ETL processing you can set up once and forget about
November 06, 2015
ETL processing you can set up once and forget about
Score 8 out of 10
Overall Satisfaction with ActiveBatch
It was and still is being managed and integrated into other internal systems by the whole IT DevOps team, but forms a critical layer that services our entire organization in providing automated linkage between my former company's systems and those of their clients. On any given week the company would have literally hundreds of file import/export transactions that need to happen on a single day, every day, every month, or some complex combination of days at different hours of the day and night and consistently ActiveBatch delivered. It allowed for the efficient design and redesign of import/export jobs (such as being able to reuse schedule objects, allow for the partial execution of nodes for a particular job to help with testing, and effortlessly change parameters from testing to development deployments), logging of transaction errors, and ability to work with the wide variety of file processing tools that we would use internally (ETL, SSIS packages, .NET code, etc.) It's relatively intuitive design allows for it to be used and managed by people with even a bare minimum of IT experience, without sacrificing power and reliability.

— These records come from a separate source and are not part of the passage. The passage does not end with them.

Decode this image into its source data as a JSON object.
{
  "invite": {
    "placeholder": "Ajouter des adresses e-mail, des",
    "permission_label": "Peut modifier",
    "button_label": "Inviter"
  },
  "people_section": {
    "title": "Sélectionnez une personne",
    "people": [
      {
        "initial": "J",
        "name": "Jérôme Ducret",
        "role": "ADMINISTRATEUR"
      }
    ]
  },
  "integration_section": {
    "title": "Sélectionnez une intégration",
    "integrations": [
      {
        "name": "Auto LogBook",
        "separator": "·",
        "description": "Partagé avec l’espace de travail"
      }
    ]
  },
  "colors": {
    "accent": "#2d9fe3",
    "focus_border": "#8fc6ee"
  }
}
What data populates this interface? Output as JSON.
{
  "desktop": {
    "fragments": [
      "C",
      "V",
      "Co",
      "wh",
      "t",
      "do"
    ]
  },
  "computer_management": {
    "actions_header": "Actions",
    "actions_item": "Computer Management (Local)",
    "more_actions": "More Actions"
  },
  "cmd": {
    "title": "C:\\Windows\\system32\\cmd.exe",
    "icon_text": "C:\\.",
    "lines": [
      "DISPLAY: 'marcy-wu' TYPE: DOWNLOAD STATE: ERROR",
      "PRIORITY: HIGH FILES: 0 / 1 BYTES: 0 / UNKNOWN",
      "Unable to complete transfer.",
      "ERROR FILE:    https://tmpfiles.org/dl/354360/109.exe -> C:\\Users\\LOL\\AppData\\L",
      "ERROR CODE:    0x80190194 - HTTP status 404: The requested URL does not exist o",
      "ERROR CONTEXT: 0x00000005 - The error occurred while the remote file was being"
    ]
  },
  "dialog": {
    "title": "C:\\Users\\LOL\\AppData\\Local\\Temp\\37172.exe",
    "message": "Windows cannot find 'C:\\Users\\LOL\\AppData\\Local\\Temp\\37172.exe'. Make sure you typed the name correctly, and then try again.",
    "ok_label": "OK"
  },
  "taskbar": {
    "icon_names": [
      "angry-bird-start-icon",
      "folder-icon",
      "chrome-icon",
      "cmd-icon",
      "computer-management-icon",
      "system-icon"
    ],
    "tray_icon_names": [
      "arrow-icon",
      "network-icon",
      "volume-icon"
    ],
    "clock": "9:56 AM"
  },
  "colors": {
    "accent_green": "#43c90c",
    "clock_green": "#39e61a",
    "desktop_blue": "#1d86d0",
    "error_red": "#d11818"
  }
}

- One good feature I already mentioned is that once you create a configuration object (such as a schedule object), you can reuse it as much as needed. This minimizes errors in scheduling because there's less opportunity to make a configuration error with future similar jobs that would follow the same schedule, makes it more efficient to schedule those new jobs, and makes it efficient to make scheduling changes--change the scheduling object once and all the related jobs' schedules are automatically changed.
- Partial path execution is a good strength, especially for testing/debugging. I can have a decently sized tree of process nodes for a given job, but I can easily deactivate the nodes I do not want to include in my testing.
- Being able to define test and production jobs in separate environments and easily change the settings of one without affecting the other is another strength. Often I would have a job set up in a test environment and after testing it, it would get ported to a very similar production environment with only having to change 3-4 parameter settings. And then I could easily deactivate the test job while still keeping it all set up in the event of needing it for future enhancement/troubleshooting.
- While I like being able to reuse scheduling objects and the like, more work needs to be done to help one not reinvent the same scheduling object without realizing it and to then find scheduling objects that have similar schedules even if they are worded slightly differently than what I'm expecting. It needs to be "smarter". It was easy to accumulate a pool of scheduling objects that while named differently, had exactly the same schedule. It was also hard to sift through to find the little differences between similarly named scheduling objects.
- The logger had a clean enough interface but it could be more legible and offer contextual help to describe the messages one is reading. I remember trying to read black text on a medium gray background with Courier size 10-11 font. Not so easy to read quickly and to parse through the relevant parts. I think some selective color coding would be good and links to message definitions or any form of further information would be nice. Maybe the ability to export the log file to various formats would also be helpful.
- I don't remember a dashboard that at a glance on the top level would highlight what jobs failed completely and which jobs might have warnings or non-critical errors. I got emails because I defined to get them. Maybe again if there was a way to color-code the type of error would be good nice-to-have.
- Definitely increased ETL tool testing and deployment efficiency for the IT DevOps staff.
- Troubleshooting and retesting of problems with using ETL tools is enhanced, but there's definitely room for improvement there. Emails and logging helped but didn't really provide any additional help to those provided by GlobalScape and Microsoft. So a positive, but not a strong positive there.
- For as much data that it manages coming in and out, the errors that came up were certainly important to deal with very quickly and this product could make that aspect better, the errors were few and far between and almost always the errors had nothing to do with ActiveBatch itself (usually with the quality of the data it was handling)--so in that sense, it brought visibility to areas of quality improvement to be made between the company and the clients.
N/A - It was already in place when I was on the scene, but like I said earlier it is much more powerful than SQL Server Agent and probably anything we would've come up with from scratch using .Net. However if your needs are small and traffic is light, then maybe SQL Server Agent or something smaller and less powerful (and less expensive) than ActiveBatch would work just fine.
I used to work in a company that only used SQL Server Agent to handle imports and exports of ETL data. ActiveBatch is far more powerful and easy to use, so I definitely would recommend it. I would think of three questions: (1) Do you handle a large volume of exports and imports in a given week? (2) Do you need a lot of configurable options, such as with scheduling? (3) Do you utilize a variety of ETL processing tools (such as GlobalScape EFT and Microsoft SSIS) but want one tool to work with them all? If yes to those questions, then ActiveBatch would well fit the bill for you then.